Signed-off-by: Alecs King <alecsk@gmail.com>
Signed-off-by: Junio C Hamano <junkio@cox.net>
Some people split their long E-mail address over two lines
using the RFC2822 header "folding". We can lose authorship
information this way, so make a minimum effort to deal with it,
instead of special casing only the "Subject:" field.
We could teach mailsplit to unfold the folded header, but
teaching mailinfo about folding would make more sense; a single
message can be fed to mailinfo without going through mailsplit.
Signed-off-by: Junio C Hamano <junkio@cox.net>
Signed-off-by: Linus Torvalds <torvalds@osdl.org>
- avoid duplicating [PATCH] in the commit message body if the
original commit has it already (happens for commits done from
mails via applymbox).
- check if the commit author is different from the one who is
running the script, and emit an appropriate "From:" and
"Date: " lines to the output.
- with '--date', emit "Date: " line to preserve the original
author date even for the user's own commit.
- teach mailinfo to grok not just "From: " but "Date: ".
The patch e-mail output by format-patch starts with the first
line from the original commit message, prefixed with [PATCH],
and optionally a From: line if you are reformatting a patch
obtained from somebody else, a Date: line from the original
commit if (1) --date is specified or (2) for somebody else's
patch, and the rest of the commit message body.
Expected use of this is to move the title line from the commit
to Subject: when sending it via an e-mail, and leave the From:
and the Date: lines as the first lines of your message.
The mailinfo command has been changed to read Date: (in addition
to From: it already understands) and do sensible things when
running applymbox.
Signed-off-by: Junio C Hamano <junkio@cox.net>
Signed-off-by: Linus Torvalds <torvalds@osdl.org>
Rename into a "tools" subdirectory, and change name of "dotest" to "applymbox".
Remove stripspace (which was already copied into git) and cvs2git (which
was likewise already copied into git, and then replaced by a much better
perl version).
All of this was brought on by Ryan Anderson shaming me into it. Thanks.
I guess.
This way we don't get it in the commit message, even if the patch had
been generated by cogito (or CVS, ugh) and people didn't add the proper
"---" marker.
..and git-apply does a lot better job at it anyway.
Also, we break the comment/diff on a line that starts with "diff -", not
just on the "---" line.
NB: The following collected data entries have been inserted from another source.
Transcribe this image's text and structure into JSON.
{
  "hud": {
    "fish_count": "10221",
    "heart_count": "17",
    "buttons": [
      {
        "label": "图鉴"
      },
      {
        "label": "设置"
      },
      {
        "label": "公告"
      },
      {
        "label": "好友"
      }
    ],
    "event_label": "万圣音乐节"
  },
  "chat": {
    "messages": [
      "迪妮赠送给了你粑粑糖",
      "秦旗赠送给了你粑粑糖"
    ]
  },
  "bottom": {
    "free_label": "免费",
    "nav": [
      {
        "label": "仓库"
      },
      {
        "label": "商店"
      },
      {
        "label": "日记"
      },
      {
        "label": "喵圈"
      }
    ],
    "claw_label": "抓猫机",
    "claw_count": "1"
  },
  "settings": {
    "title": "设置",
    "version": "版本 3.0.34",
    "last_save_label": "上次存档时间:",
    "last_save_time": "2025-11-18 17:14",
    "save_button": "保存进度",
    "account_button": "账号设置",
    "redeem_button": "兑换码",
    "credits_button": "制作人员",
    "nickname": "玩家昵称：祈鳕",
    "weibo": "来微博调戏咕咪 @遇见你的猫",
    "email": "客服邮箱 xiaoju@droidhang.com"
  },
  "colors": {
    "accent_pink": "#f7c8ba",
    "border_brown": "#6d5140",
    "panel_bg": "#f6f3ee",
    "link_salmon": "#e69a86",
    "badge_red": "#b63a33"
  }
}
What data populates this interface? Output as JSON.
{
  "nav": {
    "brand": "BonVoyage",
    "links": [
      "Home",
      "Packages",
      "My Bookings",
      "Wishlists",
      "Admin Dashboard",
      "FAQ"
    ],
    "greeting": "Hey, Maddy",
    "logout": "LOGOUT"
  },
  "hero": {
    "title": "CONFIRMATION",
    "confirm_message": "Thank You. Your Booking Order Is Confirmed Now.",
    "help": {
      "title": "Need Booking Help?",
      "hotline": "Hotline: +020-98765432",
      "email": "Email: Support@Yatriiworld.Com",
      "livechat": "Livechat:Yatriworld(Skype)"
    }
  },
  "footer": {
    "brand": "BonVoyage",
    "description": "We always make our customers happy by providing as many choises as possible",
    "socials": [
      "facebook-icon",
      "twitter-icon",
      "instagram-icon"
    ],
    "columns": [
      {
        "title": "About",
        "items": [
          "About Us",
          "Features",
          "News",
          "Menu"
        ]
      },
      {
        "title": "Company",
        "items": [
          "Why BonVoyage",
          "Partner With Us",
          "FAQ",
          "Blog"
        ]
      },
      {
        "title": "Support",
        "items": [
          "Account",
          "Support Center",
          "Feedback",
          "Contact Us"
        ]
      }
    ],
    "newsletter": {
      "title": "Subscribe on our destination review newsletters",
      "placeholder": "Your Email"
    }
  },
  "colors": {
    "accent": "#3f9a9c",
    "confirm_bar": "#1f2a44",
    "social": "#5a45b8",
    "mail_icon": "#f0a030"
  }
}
Especially for git diffs, we actually want that
line in the diff.
(We should probably also break on "Index: ..." followed by "=====")
Now that git does pretty reliable date parsing, we might as well get
the date from the email itself. Of course, it's still questionable
whether the date on the email is all that relevant, but it's certainly
no worse than taking the commit date.
I looked a bit at my old BK tools for the same thing, but they were
just so horrid in many ways that I largely rewrote it all and these
tools do things a bit differently. Instead of aggressively piping
data from one process to another (which was clever but very hard
to follow), this first just splits out the mbox into many smaller
email files, and then does some scripts on these temporary files.